Getting ahead of a garnishment
Whether you're dealing with a private judgment creditor or a notice mentioning the IRS or the Arizona Department of Revenue, the rules, the exemptions, and the fastest path to resolution are different for each. Waiting rarely improves your position, and tax-related garnishments in particular have hard deadlines tied to hearing and appeal rights. Notice already arrived, or want to understand where you stand before one does? Book a free discovery call with our team, and we'll walk through what's actually driving the debt and what options are realistic for your situation.
Frequently Asked Questions
How much of my wages can be garnished in Arizona?
For most private judgment debt, the lesser of 10% of your disposable earnings or the amount your weekly disposable earnings exceed 60 times the highest applicable minimum wage. Child support, tax debt, and federal student loans follow separate, higher limits.

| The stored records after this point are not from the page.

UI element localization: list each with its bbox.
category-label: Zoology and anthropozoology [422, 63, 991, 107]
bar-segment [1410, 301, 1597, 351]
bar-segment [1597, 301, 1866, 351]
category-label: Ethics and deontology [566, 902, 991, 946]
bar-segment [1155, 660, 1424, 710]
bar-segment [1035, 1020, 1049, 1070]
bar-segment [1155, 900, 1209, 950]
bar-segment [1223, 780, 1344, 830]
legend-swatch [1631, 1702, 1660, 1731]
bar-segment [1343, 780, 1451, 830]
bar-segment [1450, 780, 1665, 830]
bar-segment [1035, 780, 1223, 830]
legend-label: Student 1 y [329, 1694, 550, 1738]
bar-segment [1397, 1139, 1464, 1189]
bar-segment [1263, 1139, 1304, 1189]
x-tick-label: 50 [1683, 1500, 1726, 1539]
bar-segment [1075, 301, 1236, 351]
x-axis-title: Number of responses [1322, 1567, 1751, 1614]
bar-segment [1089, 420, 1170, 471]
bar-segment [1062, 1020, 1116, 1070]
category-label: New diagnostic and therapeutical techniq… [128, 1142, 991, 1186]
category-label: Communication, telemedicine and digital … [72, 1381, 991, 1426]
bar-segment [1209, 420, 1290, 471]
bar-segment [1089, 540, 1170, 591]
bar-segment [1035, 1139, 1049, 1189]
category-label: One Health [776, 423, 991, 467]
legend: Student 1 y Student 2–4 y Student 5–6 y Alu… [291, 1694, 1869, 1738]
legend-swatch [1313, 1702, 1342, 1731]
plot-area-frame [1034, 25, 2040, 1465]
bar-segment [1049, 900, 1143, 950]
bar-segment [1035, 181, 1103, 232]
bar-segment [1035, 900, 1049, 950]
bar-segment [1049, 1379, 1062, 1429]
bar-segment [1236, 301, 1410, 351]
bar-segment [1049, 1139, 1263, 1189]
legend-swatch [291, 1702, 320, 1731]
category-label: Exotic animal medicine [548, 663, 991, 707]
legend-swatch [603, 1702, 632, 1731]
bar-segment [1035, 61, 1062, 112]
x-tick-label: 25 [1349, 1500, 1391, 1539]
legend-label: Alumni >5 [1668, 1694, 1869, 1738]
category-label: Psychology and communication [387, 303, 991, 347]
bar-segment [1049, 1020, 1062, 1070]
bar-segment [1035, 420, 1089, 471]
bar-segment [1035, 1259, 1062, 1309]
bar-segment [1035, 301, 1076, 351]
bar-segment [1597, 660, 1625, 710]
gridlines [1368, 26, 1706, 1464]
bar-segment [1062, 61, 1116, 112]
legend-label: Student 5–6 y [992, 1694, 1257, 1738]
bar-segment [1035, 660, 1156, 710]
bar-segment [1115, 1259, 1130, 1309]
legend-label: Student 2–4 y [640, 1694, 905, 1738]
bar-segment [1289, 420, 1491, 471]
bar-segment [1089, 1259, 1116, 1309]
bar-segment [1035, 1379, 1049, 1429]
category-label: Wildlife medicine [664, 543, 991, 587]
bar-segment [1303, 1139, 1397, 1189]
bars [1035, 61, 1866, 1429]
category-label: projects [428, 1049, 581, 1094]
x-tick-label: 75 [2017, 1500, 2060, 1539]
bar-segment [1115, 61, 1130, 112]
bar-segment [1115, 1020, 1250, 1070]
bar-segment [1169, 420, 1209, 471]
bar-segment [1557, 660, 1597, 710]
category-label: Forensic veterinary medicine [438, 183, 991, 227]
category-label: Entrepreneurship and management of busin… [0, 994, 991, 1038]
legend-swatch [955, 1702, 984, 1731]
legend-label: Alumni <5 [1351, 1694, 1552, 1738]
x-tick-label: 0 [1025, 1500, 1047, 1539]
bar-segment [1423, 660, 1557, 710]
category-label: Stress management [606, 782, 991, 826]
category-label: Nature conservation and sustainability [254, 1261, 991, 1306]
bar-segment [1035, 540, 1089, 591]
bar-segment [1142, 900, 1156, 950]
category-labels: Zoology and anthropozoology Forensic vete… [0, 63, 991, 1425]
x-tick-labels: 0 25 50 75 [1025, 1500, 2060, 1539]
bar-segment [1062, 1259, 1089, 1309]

Can my employer fire me because of a wage garnishment?
Not for a single garnishment tied to one debt, no matter how many proceedings it takes to collect it. Arizona law doesn't protect you the same way if you have garnishments for multiple separate debts.
Is an IRS wage levy the same as a private wage garnishment in Arizona?
No. The IRS calculates an exempt amount using its own table in Publication 1494 rather than the state's 10% cap, and it often takes a larger share of a paycheck than a private creditor could under Arizona law.
How can I stop a wage garnishment in Arizona immediately?
Options include requesting a hardship hearing to reduce the percentage, negotiating a settlement or payment plan with the creditor, challenging an inaccurate or outdated debt, or filing for bankruptcy, which triggers an automatic stay.
Can a creditor garnish my bank account instead of my wages?
Yes, but that follows a separate exemption structure under Prop 209, with a $5,000 exemption protecting funds in a bank account from most creditors.
How long can a creditor try to collect an old debt in Arizona before it's too late to sue?
Generally six years from when the debt is due, for debts based on a written contract or credit card agreement. Once a creditor has an actual judgment, though, it's enforceable for 10 years and renewable well beyond that.